Working together to block climate solutions

Oil companies' lobbying is having devastating consequences: houses destroyed by Typhoon Haiyan in the Philippines. Photo: Asian Development Bank

July 2018

Like everyone else, big oil companies get by with a little help from their friends.

In 2014, oil companies joined forces to successfully lobby the EU to drop policies which favoured renewable energy.

The European Commission banned the majority of subsidies for clean energy from 2017, and put a stop to nationally-binding renewable energy targets after 2020. These decisions came as a direct result of lobbying by BP, Shell, Statoil and Total, as well as trade organisations representing a whole host of major oil and gas firms.

In October 2011, Shell first targeted  EU policies supporting renewables, such as wind and solar power, saying they should be replaced with a single greenhouse gas target. Instead of investing in clean energy, Shell wanted to substitute one fossil fuel for another through the EU’s Emissions Trading System, using gas to reduce coal emissions.

Just a month later, BP also asked the head of the European Commission to discuss a similar strategy with the president of its Eurogas trade association. Eurogas then encouraged the idea of a sole emissions target, in place of renewable policies, amongst oil and gas companies in lobbying meetings and letters over the next two years.

In reaction to BP and Shell having repeatedly lobbied the UK government to let them to extend oil and gas extraction projects all over the world, the UN’s climate chief, Christina Figueres, wrote to oil companies ahead of the Paris talks, calling on the oil firms to quit lobbying against a strong climate deal and clearly commit to a low carbon future.

Unsurprisingly, it’s not just Europe where these companies exert their influence.

Clubbing together, the total amount spent on lobbying last year by oil and gas companies in the US was $126 million, according to the Open Secrets website.

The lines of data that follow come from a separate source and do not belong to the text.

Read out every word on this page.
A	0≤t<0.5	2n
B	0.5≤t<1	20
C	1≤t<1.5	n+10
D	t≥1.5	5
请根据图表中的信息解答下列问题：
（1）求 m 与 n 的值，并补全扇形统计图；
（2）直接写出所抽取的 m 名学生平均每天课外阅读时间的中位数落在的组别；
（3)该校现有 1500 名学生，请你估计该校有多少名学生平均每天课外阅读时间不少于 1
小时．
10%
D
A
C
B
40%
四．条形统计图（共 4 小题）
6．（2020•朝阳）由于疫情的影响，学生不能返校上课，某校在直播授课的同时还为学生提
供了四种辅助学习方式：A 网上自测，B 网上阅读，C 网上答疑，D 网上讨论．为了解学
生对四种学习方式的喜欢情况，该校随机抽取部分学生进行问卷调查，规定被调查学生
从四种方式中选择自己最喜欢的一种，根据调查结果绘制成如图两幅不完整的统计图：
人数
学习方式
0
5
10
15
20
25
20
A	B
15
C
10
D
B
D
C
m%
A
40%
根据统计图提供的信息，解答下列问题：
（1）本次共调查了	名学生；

BP, Shell and Statoil are all members of trade groups in the US which lobby to keep fossil fuels profitable, including the powerful American Petroleum Institute.

BP, Shell, and Statoil also remain members of the International Emissions Trading Association (IETA).

Corporate Accountability International, a NGO campaigning to protect the Paris Agreement, said in a report that:

‘policies like those the IETA is advancing maintain the status quo:  trajectory of fossil fuel dependence, spiralling inequality, and warming that far exceeds 2 degrees Celsius’.

The IETA is particularly fond of as-yet-unproven carbon capture and storage (CCS) technology as a ‘solution’ to climate change, instead of leaving fossil fuels in the ground, which would damage their members’ profits.